Riven leaned against a tree trunk, arms folded, expression unreadable. He didn't say how long he'd been watching. She suspected it was from the beginning.
"I thought I was alone," she said.
"You were. Until your magic rattled half the wards along the eastern border."
She winced. "Oops."
He stepped forward, picking up a scorched twig and inspecting it. "You're experimenting."
"Isn't that how progress happens?"
He gave a half-smirk. "Sometimes. Other times, it leads to charred limbs and academy-wide explosions."
Aria stood, brushing soot from her trousers. "I'm fine. I just need… more control."
Riven studied her, then nodded. "Your magic is reactive—like a mirror. It bends, adapts, turns the world around it back on itself. You're not just casting spells, Aria. You're rewriting them."
That gave her pause.
"I felt it," she said slowly. "Like I could change the rules mid-cast. Reshape the magic even as it left my hand."
"That's a gift most people never touch," Riven said. "And it makes you very dangerous."
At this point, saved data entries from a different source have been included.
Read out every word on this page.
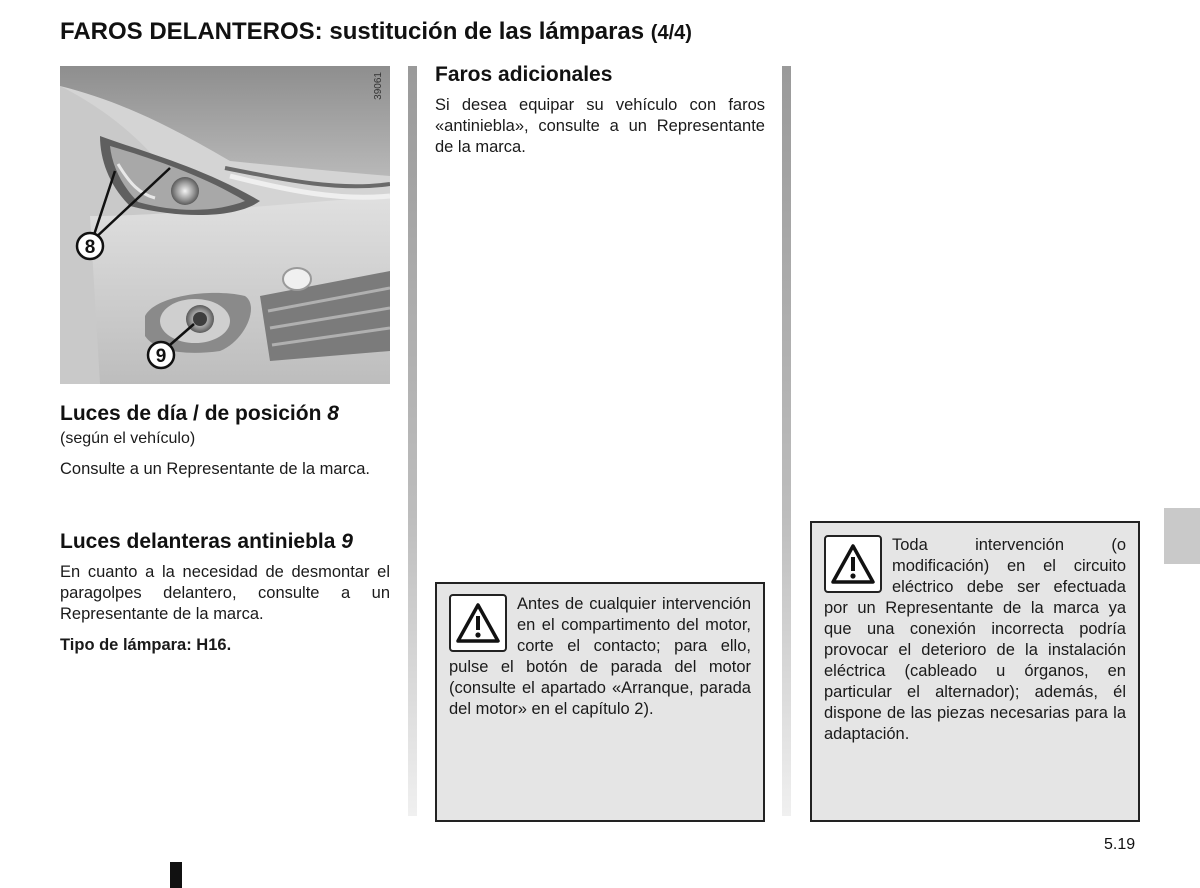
FAROS DELANTEROS: sustitución de las lámparas (4/4)
8
9
39061
Luces de día / de posición 8

(según el vehículo)

Consulte a un Representante de la marca.

Luces delanteras antiniebla 9

En cuanto a la necesidad de desmontar el paragolpes delantero, consulte a un Representante de la marca.

Tipo de lámpara: H16.

Faros adicionales

Si desea equipar su vehículo con faros «antiniebla», consulte a un Representante de la marca.

Antes de cualquier intervención en el compartimento del motor, corte el contacto; para ello, pulse el botón de parada del motor (consulte el apartado «Arranque, parada del motor» en el capítulo 2).
Toda intervención (o modificación) en el circuito eléctrico debe ser efectuada por un Representante de la marca ya que una conexión incorrecta podría provocar el deterioro de la instalación eléctrica (cableado u órganos, en particular el alternador); además, él dispone de las piezas necesarias para la adaptación.
5.19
He walked past her, then stopped. "You'll need a sparring partner soon. Someone who can push you."
She raised a brow. "You volunteering?"
"I was thinking of someone less breakable," he said over his shoulder.
She snorted. "Coward."
He paused, grinned faintly. "Enjoy your explosions, golden girl. Just don't melt the trees."
When he was gone, Aria looked at her hands again. The gold light flickered at her fingertips, bright and volatile.
She breathed in deep.
Control would come. It had to.
For now, she'd settle for not blowing up the forest.